Clare Wood was strangled and set on fire by her abusive ex-partner George Appleton in Salford nine years ago.

She had known nothing about his previous convictions for violence against women. Ms Wood’s father believes she would still be alive if she had.

His campaign, in her name, led to a change in the law. Women can now get information from police about whether their partner has a history of domestic abuse or other forms of violence.

Clare’s law, introduced in 2014, was meant to make heartbreaking cases like those of Angela Best a thing of the past.
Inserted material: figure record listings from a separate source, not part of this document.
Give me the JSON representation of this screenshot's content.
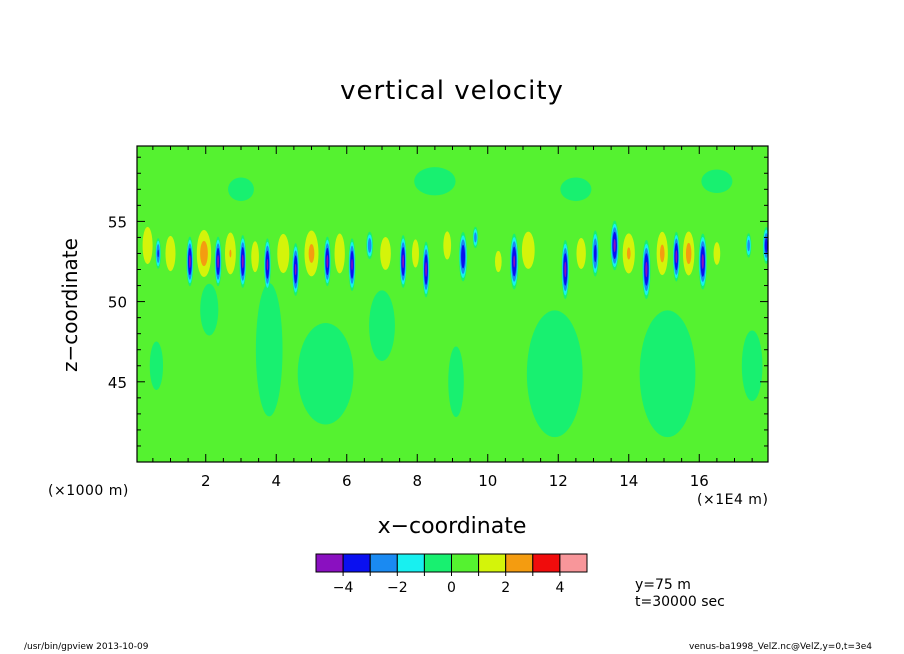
{
  "chart_data": {
    "type": "heatmap",
    "title": "vertical velocity",
    "xlabel": "x−coordinate",
    "ylabel": "z−coordinate",
    "x_units_left": "(×1000 m)",
    "x_units_right": "(×1E4 m)",
    "xlim": [
      0.05,
      17.95
    ],
    "ylim": [
      40.0,
      59.7
    ],
    "x_ticks": [
      2,
      4,
      6,
      8,
      10,
      12,
      14,
      16
    ],
    "x_tick_labels": [
      "2",
      "4",
      "6",
      "8",
      "10",
      "12",
      "14",
      "16"
    ],
    "y_ticks": [
      45,
      50,
      55
    ],
    "y_tick_labels": [
      "45",
      "50",
      "55"
    ],
    "x_minor_step": 0.5,
    "y_minor_step": 1,
    "background_level": 0.3,
    "background_color": "#55f230",
    "levels": [
      -5,
      -4,
      -3,
      -2,
      -1,
      0,
      1,
      2,
      3,
      4,
      5
    ],
    "colorbar": {
      "colors": [
        "#8a10c0",
        "#0a10f0",
        "#1a8af2",
        "#18f0f0",
        "#18f070",
        "#55f230",
        "#d4f40a",
        "#f49c10",
        "#f00c0c",
        "#f8969a"
      ],
      "tick_values": [
        -4,
        -2,
        0,
        2,
        4
      ],
      "tick_labels": [
        "−4",
        "−2",
        "0",
        "2",
        "4"
      ]
    },
    "features": [
      {
        "x": 0.35,
        "z": 53.5,
        "rx": 0.22,
        "rz": 1.8,
        "v": 1.5
      },
      {
        "x": 0.65,
        "z": 53.0,
        "rx": 0.08,
        "rz": 1.0,
        "v": -3.2
      },
      {
        "x": 1.0,
        "z": 53.0,
        "rx": 0.22,
        "rz": 1.7,
        "v": 1.5
      },
      {
        "x": 1.55,
        "z": 52.5,
        "rx": 0.1,
        "rz": 1.6,
        "v": -4.3
      },
      {
        "x": 1.95,
        "z": 53.0,
        "rx": 0.25,
        "rz": 1.8,
        "v": 2.4
      },
      {
        "x": 2.35,
        "z": 52.5,
        "rx": 0.1,
        "rz": 1.6,
        "v": -4.3
      },
      {
        "x": 2.7,
        "z": 53.0,
        "rx": 0.2,
        "rz": 1.7,
        "v": 2.0
      },
      {
        "x": 3.05,
        "z": 52.5,
        "rx": 0.1,
        "rz": 1.7,
        "v": -4.3
      },
      {
        "x": 3.4,
        "z": 52.8,
        "rx": 0.18,
        "rz": 1.6,
        "v": 1.4
      },
      {
        "x": 3.75,
        "z": 52.3,
        "rx": 0.1,
        "rz": 1.7,
        "v": -4.2
      },
      {
        "x": 4.2,
        "z": 53.0,
        "rx": 0.25,
        "rz": 1.8,
        "v": 1.6
      },
      {
        "x": 4.55,
        "z": 52.0,
        "rx": 0.1,
        "rz": 1.7,
        "v": -4.2
      },
      {
        "x": 5.0,
        "z": 53.0,
        "rx": 0.25,
        "rz": 1.8,
        "v": 2.2
      },
      {
        "x": 5.45,
        "z": 52.5,
        "rx": 0.1,
        "rz": 1.6,
        "v": -4.3
      },
      {
        "x": 5.8,
        "z": 53.0,
        "rx": 0.2,
        "rz": 1.7,
        "v": 1.8
      },
      {
        "x": 6.15,
        "z": 52.3,
        "rx": 0.1,
        "rz": 1.7,
        "v": -4.2
      },
      {
        "x": 6.65,
        "z": 53.5,
        "rx": 0.1,
        "rz": 0.9,
        "v": -2.8
      },
      {
        "x": 7.1,
        "z": 53.0,
        "rx": 0.25,
        "rz": 1.7,
        "v": 1.4
      },
      {
        "x": 7.6,
        "z": 52.5,
        "rx": 0.1,
        "rz": 1.7,
        "v": -4.3
      },
      {
        "x": 7.95,
        "z": 53.0,
        "rx": 0.18,
        "rz": 1.6,
        "v": 1.3
      },
      {
        "x": 8.25,
        "z": 52.0,
        "rx": 0.1,
        "rz": 1.8,
        "v": -4.3
      },
      {
        "x": 8.85,
        "z": 53.5,
        "rx": 0.2,
        "rz": 1.6,
        "v": 1.3
      },
      {
        "x": 9.3,
        "z": 52.8,
        "rx": 0.12,
        "rz": 1.6,
        "v": -3.9
      },
      {
        "x": 9.65,
        "z": 54.0,
        "rx": 0.08,
        "rz": 0.7,
        "v": -2.6
      },
      {
        "x": 10.3,
        "z": 52.5,
        "rx": 0.2,
        "rz": 1.4,
        "v": 1.2
      },
      {
        "x": 10.75,
        "z": 52.5,
        "rx": 0.12,
        "rz": 1.8,
        "v": -4.2
      },
      {
        "x": 11.15,
        "z": 53.2,
        "rx": 0.28,
        "rz": 1.8,
        "v": 1.5
      },
      {
        "x": 12.2,
        "z": 52.0,
        "rx": 0.11,
        "rz": 1.9,
        "v": -4.3
      },
      {
        "x": 12.65,
        "z": 53.0,
        "rx": 0.22,
        "rz": 1.6,
        "v": 1.4
      },
      {
        "x": 13.05,
        "z": 53.0,
        "rx": 0.1,
        "rz": 1.5,
        "v": -3.5
      },
      {
        "x": 13.6,
        "z": 53.5,
        "rx": 0.12,
        "rz": 1.6,
        "v": -4.3
      },
      {
        "x": 14.0,
        "z": 53.0,
        "rx": 0.22,
        "rz": 1.6,
        "v": 2.1
      },
      {
        "x": 14.5,
        "z": 52.0,
        "rx": 0.12,
        "rz": 1.9,
        "v": -4.3
      },
      {
        "x": 14.95,
        "z": 53.0,
        "rx": 0.2,
        "rz": 1.7,
        "v": 2.2
      },
      {
        "x": 15.35,
        "z": 52.8,
        "rx": 0.1,
        "rz": 1.6,
        "v": -4.3
      },
      {
        "x": 15.7,
        "z": 53.0,
        "rx": 0.2,
        "rz": 1.7,
        "v": 2.3
      },
      {
        "x": 16.1,
        "z": 52.5,
        "rx": 0.12,
        "rz": 1.8,
        "v": -4.3
      },
      {
        "x": 16.5,
        "z": 53.0,
        "rx": 0.2,
        "rz": 1.5,
        "v": 1.2
      },
      {
        "x": 17.4,
        "z": 53.5,
        "rx": 0.08,
        "rz": 0.8,
        "v": -2.6
      },
      {
        "x": 17.9,
        "z": 53.5,
        "rx": 0.1,
        "rz": 1.2,
        "v": -3.6
      },
      {
        "x": 0.6,
        "z": 46.0,
        "rx": 0.25,
        "rz": 2.0,
        "v": -0.4
      },
      {
        "x": 2.1,
        "z": 49.5,
        "rx": 0.35,
        "rz": 2.2,
        "v": -0.35
      },
      {
        "x": 3.8,
        "z": 47.0,
        "rx": 0.5,
        "rz": 5.5,
        "v": -0.4
      },
      {
        "x": 5.4,
        "z": 45.5,
        "rx": 1.0,
        "rz": 4.0,
        "v": -0.5
      },
      {
        "x": 7.0,
        "z": 48.5,
        "rx": 0.5,
        "rz": 3.0,
        "v": -0.35
      },
      {
        "x": 9.1,
        "z": 45.0,
        "rx": 0.3,
        "rz": 3.0,
        "v": -0.35
      },
      {
        "x": 11.9,
        "z": 45.5,
        "rx": 1.0,
        "rz": 5.0,
        "v": -0.5
      },
      {
        "x": 15.1,
        "z": 45.5,
        "rx": 1.0,
        "rz": 5.0,
        "v": -0.5
      },
      {
        "x": 17.5,
        "z": 46.0,
        "rx": 0.4,
        "rz": 3.0,
        "v": -0.35
      },
      {
        "x": 3.0,
        "z": 57.0,
        "rx": 0.5,
        "rz": 1.0,
        "v": -0.35
      },
      {
        "x": 8.5,
        "z": 57.5,
        "rx": 0.8,
        "rz": 1.2,
        "v": -0.35
      },
      {
        "x": 12.5,
        "z": 57.0,
        "rx": 0.6,
        "rz": 1.0,
        "v": -0.35
      },
      {
        "x": 16.5,
        "z": 57.5,
        "rx": 0.6,
        "rz": 1.0,
        "v": -0.35
      }
    ],
    "info_lines": [
      "y=75 m",
      "t=30000 sec"
    ],
    "footer_left": "/usr/bin/gpview 2013-10-09",
    "footer_right": "venus-ba1998_VelZ.nc@VelZ,y=0,t=3e4"
  }
}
But perhaps it came too late for Ms Best: she met double killer Theodore Johnson in the mid-1990s, just a few years after his second release from prison.

Abusers alone are to blame for their actions. It was Johnson, not the Home Office, who killed a woman he claimed to care for.

But the police and the government share responsibility for helping end violence against women – through how they identify, punish and rehabilitate perpetrators, and how they support survivors.

It’s easy to say now, but clearly Johnson was not safe to release from prison. And not enough was done to keep a tab on him and make the people around him aware he was a dangerous man.

Perhaps, with cases like these easily found on news websites, it would be different today, and Ms Best might have had access to more information.

But anyone who has killed two partners over 12 years should not be free, and should not have been free, to start a new relationship.

Lessons were learnt after Ms Wood’s death; perhaps more must be learnt now.

• Visit a police station or police counter to make a request under Clare’s law. You can only do it in person.